Zimbabwe's trade relations with the European Union (EU), one of its largest trading partners after South Africa, are under strain due to President Mnangagwa's alignment with Russia. This alignment could potentially impact Zimbabwe's access to crucial markets, leading to the imposition of trade barriers, tariffs, or other restrictions by Western countries. Such actions may undermine export opportunities and hinder the growth of vital sectors like agriculture, manufacturing, and mining, which heavily rely on international trade.
The alignment with Russia has created apprehension, casting a shadow over Zimbabwe's prospects for foreign investment. Investors from Western nations, who may have reservations regarding political stability, policy coherence, and adherence to democratic principles, are particularly affected. Consequently, the inflow of foreign direct investment, which is vital for economic growth, job creation, and development, could experience a notable decline.
Final Thoughts
Zimbabwe's shift in neutrality to support Russia in the invasion of Ukraine raises concerns and has potential ramifications for the country. The strained trade relations with the European Union and other Western countries could undermine Zimbabwe's access to crucial markets, impacting sectors like agriculture, manufacturing, and mining that heavily rely on international trade.

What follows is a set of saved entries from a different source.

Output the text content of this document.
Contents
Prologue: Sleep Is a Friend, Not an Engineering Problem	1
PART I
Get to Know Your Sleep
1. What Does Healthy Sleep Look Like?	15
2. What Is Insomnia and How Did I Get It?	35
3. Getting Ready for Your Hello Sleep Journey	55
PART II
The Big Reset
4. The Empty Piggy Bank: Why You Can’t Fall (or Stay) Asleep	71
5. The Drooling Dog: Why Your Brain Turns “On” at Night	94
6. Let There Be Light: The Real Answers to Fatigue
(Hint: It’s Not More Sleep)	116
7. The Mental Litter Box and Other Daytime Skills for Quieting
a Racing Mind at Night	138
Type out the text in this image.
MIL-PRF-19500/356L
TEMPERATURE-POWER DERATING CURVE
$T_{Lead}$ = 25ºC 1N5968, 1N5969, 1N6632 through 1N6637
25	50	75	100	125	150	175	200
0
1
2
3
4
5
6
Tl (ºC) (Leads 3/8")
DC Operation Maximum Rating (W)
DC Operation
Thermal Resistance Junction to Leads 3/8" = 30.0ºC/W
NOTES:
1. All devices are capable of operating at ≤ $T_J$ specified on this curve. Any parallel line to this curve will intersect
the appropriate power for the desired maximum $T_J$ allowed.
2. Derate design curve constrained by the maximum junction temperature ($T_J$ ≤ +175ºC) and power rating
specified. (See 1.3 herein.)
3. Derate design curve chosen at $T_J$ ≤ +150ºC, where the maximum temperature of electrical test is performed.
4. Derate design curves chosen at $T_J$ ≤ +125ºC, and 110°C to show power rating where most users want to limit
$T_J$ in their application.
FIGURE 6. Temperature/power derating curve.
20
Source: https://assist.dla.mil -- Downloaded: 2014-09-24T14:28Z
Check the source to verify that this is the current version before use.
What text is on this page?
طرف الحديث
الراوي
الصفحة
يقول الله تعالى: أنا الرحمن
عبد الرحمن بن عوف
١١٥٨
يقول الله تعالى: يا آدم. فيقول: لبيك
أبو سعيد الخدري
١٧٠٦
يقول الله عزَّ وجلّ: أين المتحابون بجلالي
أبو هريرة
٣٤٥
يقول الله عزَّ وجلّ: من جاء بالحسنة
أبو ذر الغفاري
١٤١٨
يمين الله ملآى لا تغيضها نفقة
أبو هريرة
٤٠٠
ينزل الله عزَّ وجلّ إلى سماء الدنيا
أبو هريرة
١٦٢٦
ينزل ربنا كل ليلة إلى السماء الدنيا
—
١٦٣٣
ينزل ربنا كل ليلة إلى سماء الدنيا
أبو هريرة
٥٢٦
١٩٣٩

Additionally, the apprehension among Western investors regarding political stability and adherence to democratic principles may lead to a decline in foreign direct investment, hindering economic growth and job creation.
It is important to note that geopolitical decisions can have far-reaching consequences for a nation's economy and diplomatic relations. As Zimbabwe aligns itself with Russia, it is crucial for the country to carefully consider the potential impact on its trade partnerships, foreign investment inflows, and overall economic stability. Balancing alliances and maintaining productive relationships with various global stakeholders is essential for Zimbabwe's long-term economic growth and development.